Education Minister Hekia Parata has held out an olive branch to education groups - offering to set up a formal forum to work with her on future changes in education after she was criticised for failing to include them in a decision to increase class sizes.
Ms Parata met education sector representatives yesterday - a day after widespread protest forced her to back down on class size increases which were intended to save money to fund improvements in teacher qualifications.
The seven sector groups which had banded together to oppose the policy had all urged her to consult them in future rather than present changes as a fait accompli.
At the meetings, Ms Parata said she would set up a cross-sector forum and assured them she would work closely with them.
The exact shape the forum will take and how it would work was yet to be finalised and Ms Parata said she was yet to discuss it with the teacher unions, who she will meet next week.
However, she was open to including them.
"Today was just to open the discussion on that.

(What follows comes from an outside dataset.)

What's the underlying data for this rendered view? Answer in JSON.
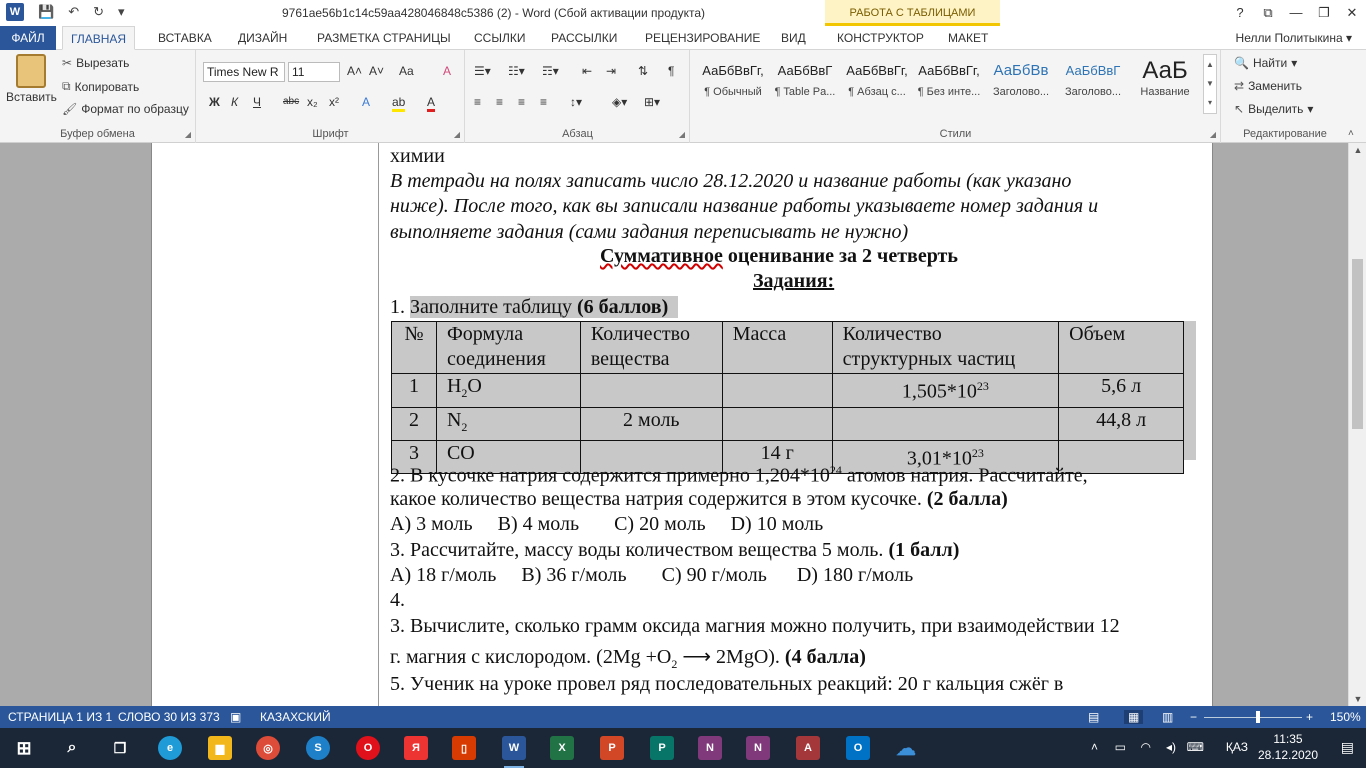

From my first week in the job I have said I'm keen to hear the voice of the education system. This seems like the opportune time to now move very quickly on that."
She expected it would be wider than the group of seven, which included the teacher unions NZEI and PPTA, the School Trustees Association, the Association of Intermediate and Middle Schools, and principals' groups.
The backdown has left Ms Parata needing to find $114 million in savings to make up for cancelling the class size funding changes. Proposals for all trainee teachers to do a post-graduate teaching qualification and to set up a qualification for new principals were on hold. Ms Parata still hoped to go ahead with those programmes, but it was not yet known how soon that could happen.
Those who met Ms Parata yesterday said they were pleased by the meetings and assurances from the minister that she would engage with them.
Paul Drummond, the president of the Principals' Federation, said his meeting was constructive.